Excerpt from this Report:
The full history of the contentious trade deal involving wild elephants caught in Namibia and exported to the United Arab Emirates into a life of captivity is well documented in the previously published Report by the EMS Foundation.
One the 4th of March 2022, the World Association of Zoos and Aquariums published their position statement on the import of wild Namibian elephants from Namibia to Al Ain Zoo. They stated that they were not able to determine if all the requirements of WAZA’s Code of Ethics have been met.

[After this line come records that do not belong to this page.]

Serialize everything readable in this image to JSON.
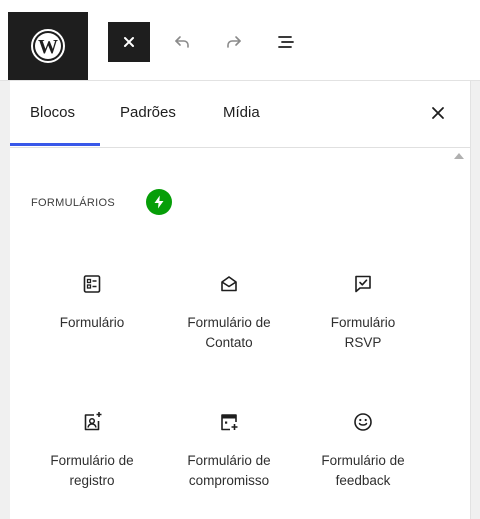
{
  "toolbar": {
    "logo_icon": "wordpress-logo-icon",
    "close_icon": "close-icon",
    "undo_icon": "undo-icon",
    "redo_icon": "redo-icon",
    "document_overview_icon": "list-view-icon"
  },
  "inserter": {
    "tabs": [
      {
        "label": "Blocos",
        "selected": true
      },
      {
        "label": "Padrões",
        "selected": false
      },
      {
        "label": "Mídia",
        "selected": false
      }
    ],
    "close_icon": "close-icon",
    "category": {
      "title": "FORMULÁRIOS",
      "badge_icon": "jetpack-icon",
      "badge_color": "#069e08"
    },
    "blocks": [
      {
        "label": "Formulário",
        "icon": "form-icon"
      },
      {
        "label": "Formulário de Contato",
        "icon": "contact-form-icon"
      },
      {
        "label": "Formulário RSVP",
        "icon": "rsvp-icon"
      },
      {
        "label": "Formulário de registro",
        "icon": "registration-icon"
      },
      {
        "label": "Formulário de compromisso",
        "icon": "appointment-icon"
      },
      {
        "label": "Formulário de feedback",
        "icon": "feedback-icon"
      }
    ]
  },
  "colors": {
    "accent": "#3858e9",
    "dark": "#1e1e1e"
  }
}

The European Associations of Zoos and Aquaria have published their official opinion regarding the aforementioned trade of wild-caught elephants. The EAZA Elephant Taxon Advsiory Group who oversees the African elephant EEP has repeatedly and clearly informed Al Ain Zoo that no import of wild caught elephants was either necessary or desirable.
It is, however impossible to believe that all EAZA executives were unaware of this particular acquisition of wild elephants. The close associations between EAZA and the Al Ain Zoo and Sharjah Safari Park, are highlighted in this document. Tim Husband stated clearly that elephants were being procured from Namibia for export to the United Arab Emirates in 2017.
Furthermore, the designing, planning and building of the aforementioned elephant exhibitions took place in the UAE over several years at a cost of millions of dollars and these projects would not have gone unnoticed. Questions must have been raised about where the African elephants were being procured and imported from.
At the CITES 74th Standing Committee Meeting held on the 9th of March 2022, Namibia’s interpretation of CITES regulations pertaining to exporting elephants out of their range states was discussed at length under agenda item number 50.
Once again CITES inconsistency in the treatment of the export of live wild elephants listed under Appendix I or Appendix II has been highlighted and is a matter of concern. Senegal, Burkina Faso, Kenya, Congo, Israel and the United Kingdom representatives to mention but a few, do not agree with Namibia’s interpretation of exports of live African elephants to a non-range state.
This matter was not concluded and will be taken up at CITES CoP19 which will held in Panama in November 2022.
However, in the meantime Namibia has suggested that there are 20 remaining wild elephants that apparently were sold on auction in 2021 who will be captured once the permits are concluded.